Case o' The Week: Pittsburg ain't "close enough" to Arizona, Writes Reinhardt (Staffeldt and wiretaps)
Reinhardt writes a very rare wiretap win for the Ninth, and provides a good overview for facial wiretap challenges. United States v. Staffeldt, __ F.3d __, 06 Cal. Daily Op. Serv. 7083 (9th Cir. June 26, 2006), opinion available here.
Players: Great Reinhardt decision from good panel including Hawkins and Noonan.
Facts: An Arizona AUSA applied to DOJ for authorization to submit a wiretap application. 06 Cal. Daily Op. Serv. at 7090. (For Title III wiretaps, a senior DOJ official must authorize before an application is submitted to a federal court). Id. at 7088, citing 18 USC § 2516(1). DOJ faxed the wrong authorization back; the Arizona AUSA ended up attaching a Pittsburgh authorization to his wiretap application. Id. at 7089-90. Wire approved, the tap catches Staffeldt in a pot conspiracy, the district court suppressed the wire, and the government appealed. Id. at 7091.
Issue(s): Is this “flagrant and obvious error,” a “minor one not warranting suppression.?” Id. at 7086-87? (The government’s argument).
Held: “The application for the wiretap of Staffeldt’s telephones is clearly insufficient on its face. The facial insufficiency relates not to a minor issue unlikely to affect a reviewing judge’s determination whether issuance of a wiretap is warranted, but rather to a factor essential to the issuance of a warrant – that the application for the wiretap has been authorized. We hold that the facial insufficiency here requires the suppression of the evidence obtained as a result of the initial Staffeldt wiretap, which was approved on the basis of the insufficient application.” Id. at 7097.
Of Note: There are two broad categories of wiretap attacks: facial (a flaw in the face of the affidavit or application), and “substantive” (e.g., lack of probable cause, Title III necessity, and Franks problems). Staffeldt is a useful case for its approach to and explanation of facial attacks to wiretaps. The case is important, for courts of late have shown an appalling tolerance for glaring facial errors in wiretap applications. See, e.g. United States v. Callum, 410 F.3d 571, 576 (9th Cir. 2005) (rejecting facial wiretap challenge when application identified wrong DOJ authorizing official).
How to Use: Staffeldt reaffirms a painful fact: defense counsel must read the actual entire wiretap affidavit and application(s). This is a miserable task, because these are often incredibly poorly-written and sloppy legal documents. It helps to scan the originals into .pdf (Adobe) files with a very good OCR pass – this aids searches for terms or players across hundreds of documents. This technology, however, is no substitute for actually slogging through the paper.

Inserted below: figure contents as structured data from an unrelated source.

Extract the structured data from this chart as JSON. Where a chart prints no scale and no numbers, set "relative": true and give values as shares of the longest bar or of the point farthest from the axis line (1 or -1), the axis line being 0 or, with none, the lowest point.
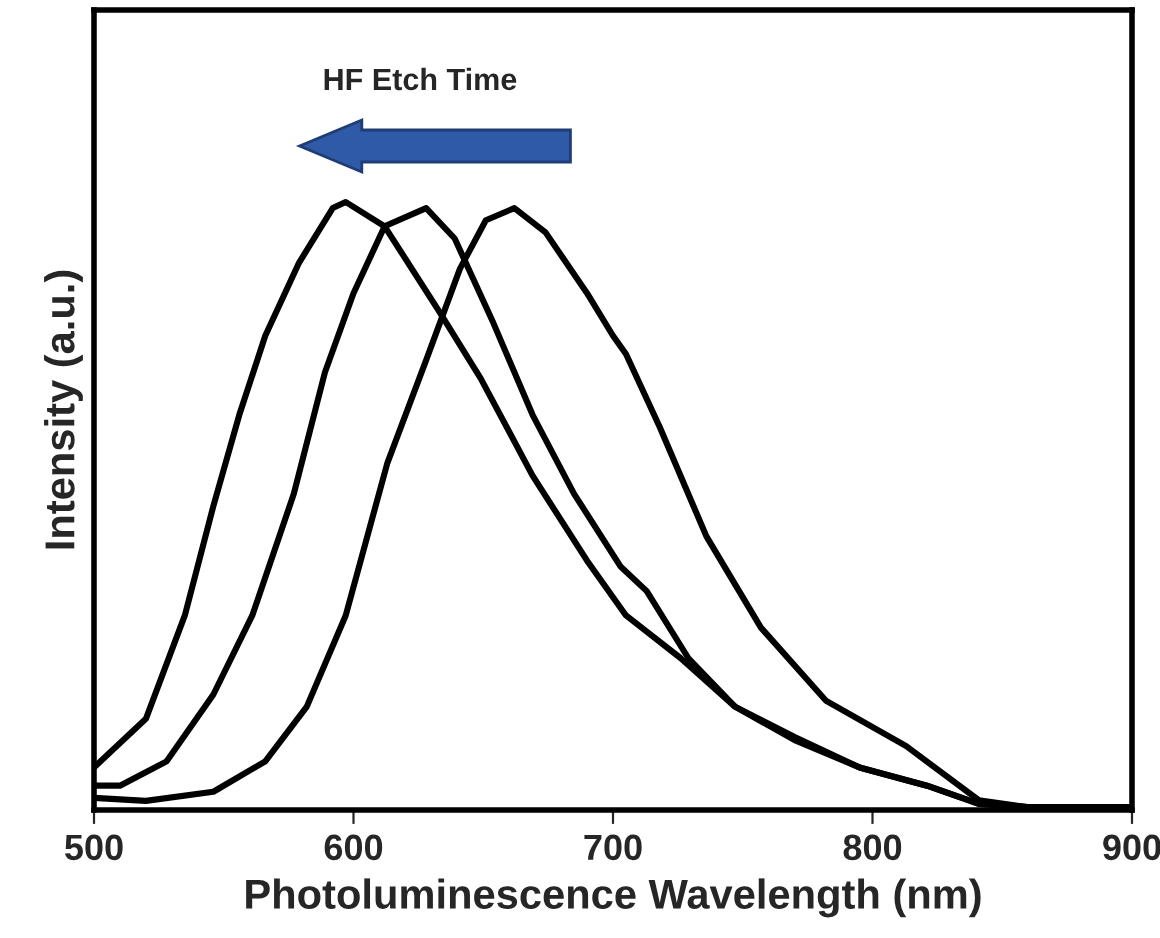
{
  "chart_data": {
    "type": "line",
    "xlabel": "Photoluminescence Wavelength (nm)",
    "ylabel": "Intensity (a.u.)",
    "relative": true,
    "xlim": [
      500,
      900
    ],
    "xticks": [
      500,
      600,
      700,
      800,
      900
    ],
    "tick_labels": "x",
    "grid": false,
    "legend": false,
    "marker": "none",
    "line_style": "solid",
    "annotations": [
      "HF Etch Time"
    ],
    "series": [
      {
        "color": "#000000",
        "x": [
          500,
          520,
          535,
          546,
          556,
          566,
          579,
          592,
          597,
          612,
          633,
          649,
          669,
          690,
          705,
          726,
          747,
          770,
          795,
          821,
          841,
          860,
          900
        ],
        "values": [
          0.07,
          0.15,
          0.32,
          0.5,
          0.65,
          0.78,
          0.9,
          0.99,
          1.0,
          0.96,
          0.82,
          0.71,
          0.55,
          0.41,
          0.32,
          0.25,
          0.17,
          0.115,
          0.07,
          0.04,
          0.01,
          0.005,
          0.005
        ]
      },
      {
        "color": "#000000",
        "x": [
          500,
          510,
          528,
          546,
          561,
          577,
          589,
          600,
          612,
          628,
          639,
          654,
          669,
          685,
          703,
          713,
          729,
          747,
          770,
          795,
          821,
          841,
          860,
          900
        ],
        "values": [
          0.04,
          0.04,
          0.08,
          0.19,
          0.32,
          0.52,
          0.72,
          0.85,
          0.96,
          0.99,
          0.94,
          0.8,
          0.65,
          0.52,
          0.4,
          0.36,
          0.25,
          0.17,
          0.12,
          0.07,
          0.04,
          0.01,
          0.005,
          0.005
        ]
      },
      {
        "color": "#000000",
        "x": [
          500,
          520,
          546,
          566,
          582,
          597,
          613,
          628,
          641,
          651,
          662,
          674,
          690,
          700,
          705,
          718,
          736,
          757,
          782,
          813,
          841,
          859,
          900
        ],
        "values": [
          0.02,
          0.015,
          0.03,
          0.08,
          0.17,
          0.32,
          0.57,
          0.74,
          0.89,
          0.97,
          0.99,
          0.95,
          0.85,
          0.78,
          0.75,
          0.63,
          0.45,
          0.3,
          0.18,
          0.105,
          0.016,
          0.005,
          0.005
        ]
      }
    ]
  }
}
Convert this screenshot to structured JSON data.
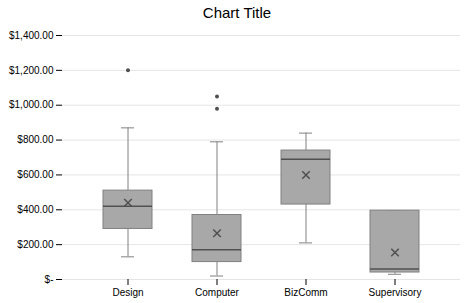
{
  "chart_data": {
    "type": "box",
    "title": "Chart Title",
    "categories": [
      "Design",
      "Computer",
      "BizComm",
      "Supervisory"
    ],
    "min": [
      130,
      20,
      210,
      30
    ],
    "q1": [
      290,
      100,
      430,
      40
    ],
    "median": [
      420,
      170,
      690,
      60
    ],
    "q3": [
      510,
      370,
      740,
      395
    ],
    "max": [
      870,
      790,
      840,
      395
    ],
    "mean": [
      440,
      265,
      600,
      155
    ],
    "outliers": [
      [
        1200
      ],
      [
        980,
        1050
      ],
      [],
      []
    ],
    "color": "#a8a8a8",
    "ylim": [
      0,
      1400
    ],
    "yticks": [
      {
        "value": 0,
        "label": "$-"
      },
      {
        "value": 200,
        "label": "$200.00"
      },
      {
        "value": 400,
        "label": "$400.00"
      },
      {
        "value": 600,
        "label": "$600.00"
      },
      {
        "value": 800,
        "label": "$800.00"
      },
      {
        "value": 1000,
        "label": "$1,000.00"
      },
      {
        "value": 1200,
        "label": "$1,200.00"
      },
      {
        "value": 1400,
        "label": "$1,400.00"
      }
    ],
    "grid": true
  }
}
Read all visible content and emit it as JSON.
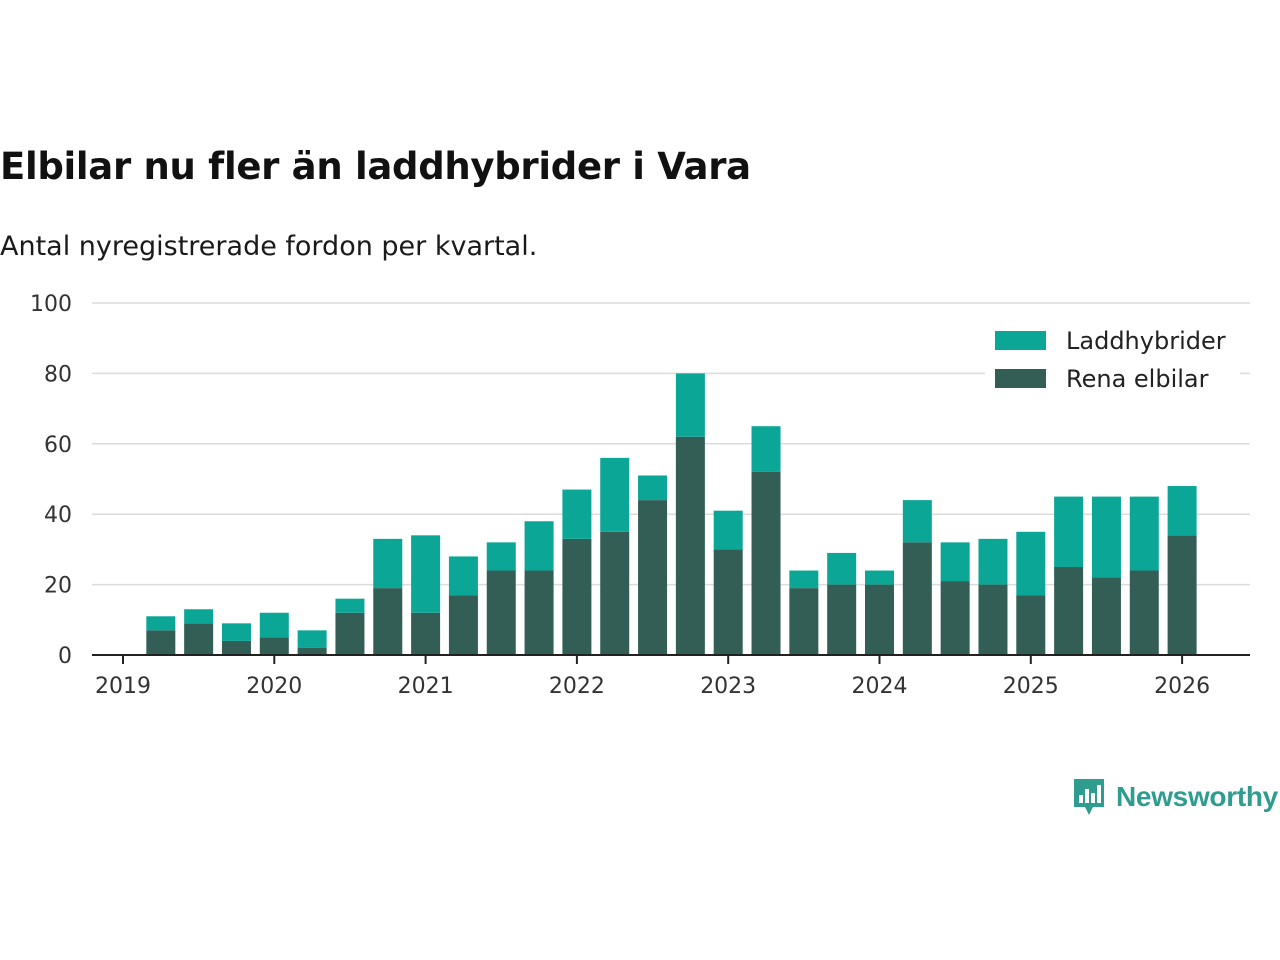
{
  "title": "Elbilar nu fler än laddhybrider i Vara",
  "subtitle": "Antal nyregistrerade fordon per kvartal.",
  "brand": "Newsworthy",
  "colors": {
    "plug_in": "#0ca697",
    "electric": "#325e56",
    "grid": "#dcdcdc",
    "axis": "#222222",
    "text": "#333333"
  },
  "chart_data": {
    "type": "bar",
    "stacked": true,
    "title": "Elbilar nu fler än laddhybrider i Vara",
    "subtitle": "Antal nyregistrerade fordon per kvartal.",
    "xlabel": "",
    "ylabel": "",
    "ylim": [
      0,
      100
    ],
    "yticks": [
      0,
      20,
      40,
      60,
      80,
      100
    ],
    "xticks": [
      "2019",
      "2020",
      "2021",
      "2022",
      "2023",
      "2024",
      "2025",
      "2026"
    ],
    "legend_position": "top-right",
    "grid": true,
    "categories": [
      "2019 Q2",
      "2019 Q3",
      "2019 Q4",
      "2020 Q1",
      "2020 Q2",
      "2020 Q3",
      "2020 Q4",
      "2021 Q1",
      "2021 Q2",
      "2021 Q3",
      "2021 Q4",
      "2022 Q1",
      "2022 Q2",
      "2022 Q3",
      "2022 Q4",
      "2023 Q1",
      "2023 Q2",
      "2023 Q3",
      "2023 Q4",
      "2024 Q1",
      "2024 Q2",
      "2024 Q3",
      "2024 Q4",
      "2025 Q1",
      "2025 Q2",
      "2025 Q3",
      "2025 Q4",
      "2026 Q1"
    ],
    "series": [
      {
        "name": "Rena elbilar",
        "values": [
          7,
          9,
          4,
          5,
          2,
          12,
          19,
          12,
          17,
          24,
          24,
          33,
          35,
          44,
          62,
          30,
          52,
          19,
          20,
          20,
          32,
          21,
          20,
          17,
          25,
          22,
          24,
          34
        ]
      },
      {
        "name": "Laddhybrider",
        "values": [
          4,
          4,
          5,
          7,
          5,
          4,
          14,
          22,
          11,
          8,
          14,
          14,
          21,
          7,
          18,
          11,
          13,
          5,
          9,
          4,
          12,
          11,
          13,
          18,
          20,
          23,
          21,
          14
        ]
      }
    ],
    "legend": [
      "Laddhybrider",
      "Rena elbilar"
    ]
  }
}
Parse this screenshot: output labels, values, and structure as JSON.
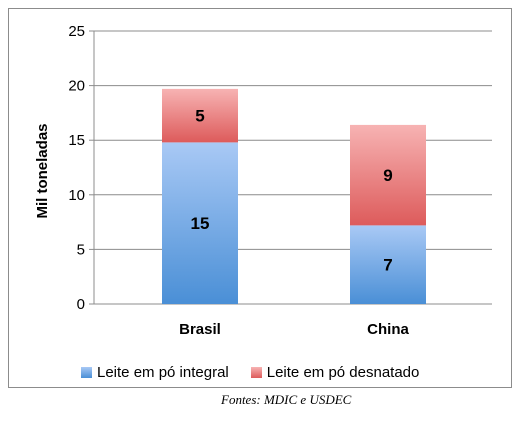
{
  "chart_data": {
    "type": "bar",
    "stacked": true,
    "categories": [
      "Brasil",
      "China"
    ],
    "series": [
      {
        "name": "Leite em pó integral",
        "values": [
          15,
          7
        ],
        "color_top": "#a9c9f5",
        "color_bottom": "#4a8fd6"
      },
      {
        "name": "Leite em pó desnatado",
        "values": [
          5,
          9
        ],
        "color_top": "#f7b3b3",
        "color_bottom": "#dd5b5b"
      }
    ],
    "series_values_rendered": [
      [
        14.8,
        7.2
      ],
      [
        4.9,
        9.2
      ]
    ],
    "data_labels": [
      [
        "15",
        "7"
      ],
      [
        "5",
        "9"
      ]
    ],
    "title": "",
    "xlabel": "",
    "ylabel": "Mil toneladas",
    "ylim": [
      0,
      25
    ],
    "yticks": [
      "0",
      "5",
      "10",
      "15",
      "20",
      "25"
    ],
    "grid": true,
    "legend_position": "bottom"
  },
  "source_note": "Fontes: MDIC e USDEC"
}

For Further Reading: “As a means of espionage, writs of assistance and general warrants are but puny instruments of tyranny and oppression when compared with wire tapping.” Olmstead v. United States, 277 U.S. 438, 476 (1928) (Brandeis, J., dissenting). The folks at the Electronic Privacy Information Center (EPIC) are among the few Americans left that still agree with Brandeis - their site brims with righteous indignation at wiretap abuses. See site here. The EPIC site contains many useful nuggets about current wiretap trends, and provides useful links to the Administrative Office (A.O.) wiretap reports. The A.O. reports are a fascinating read: you can visit them directly here. These reports often (inadvertently) reveal the broad parameters of wiretaps coming down the pike in your district, much to the chagrin of your local AUSAs. See reports here (discussing N.D. Cal. wiretaps at page 7).
Do you suspect your USAO of forum shopping? Handpicking the judge to whom they submit the wiretap application? Take a look at these reports, and note how often some district court judges appear as having authorized wiretaps – and how infrequently others show up. A law student with five years of these reports, a list of judges in a given district, and a good Excel spreadsheet would have the foundations of a great law review article on wiretapping, forum shopping, and the abuse of prosecutorial discretion.